All of ert Python is organized as a Python package. The top level
package ert has nearly no content, but contains subpackages ert.ecl,
ert.job_queue and so on ert.util. Each of the subpackages contain many
modules, as the module ert.ecl.ecl_grid which implements functionality
to work with ECLIPSE grids. Each of the modules typically implement
one or a few related classes, like the class EclGrid which is
implemented in the ert.ecl.ecl_grid module.

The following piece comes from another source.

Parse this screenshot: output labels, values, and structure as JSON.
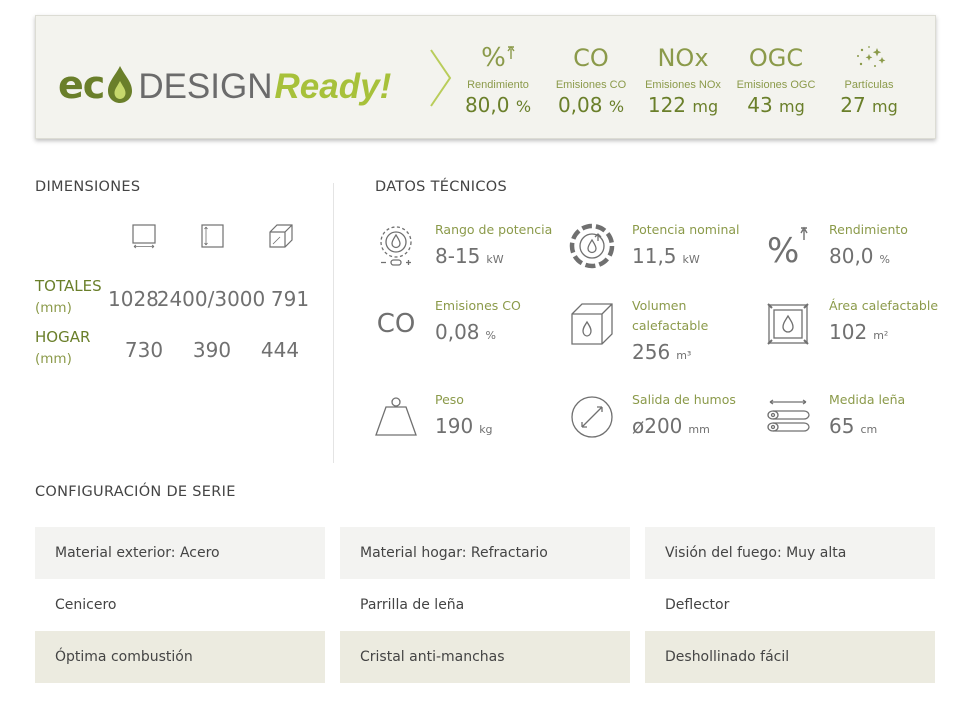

The :code:`__init__.py` file must be present for Python to realize
that a certainl directory should be interpreted as a *package*; the
file can be empty, but it can also be used for e.g. initialization. In
the case of :code:`ert` we import symbols from modules to the
subpackage, so that we can import class symbols as:
.. code:: python
from ert.ecl import EclGrid, EclSum
Getting started with ert Python
-------------------------------
If the ert python package and the necessary shared libraries have all
been correctly installed at your site, the following script should
work:
.. code:: python
#!/usr/bin/env python
import ert
print "Python: the ert package has been sucessfuly loaded"
If this works as intended you are ready to actually start working on
your actual problem. Hopefully the example section will have something
you can start from.
.. [1] A vector designed for high performance numerical operations
would never be implemented this way; performance aside a class
implementing this functionality should also have much more
error checking.
.. [2] Observe that the error message will typically point to a file
like :code:`/tmp/ert_abort_dump_xxx_20160101-026343.log` - the
content of that file will resemble the backtrace listed here.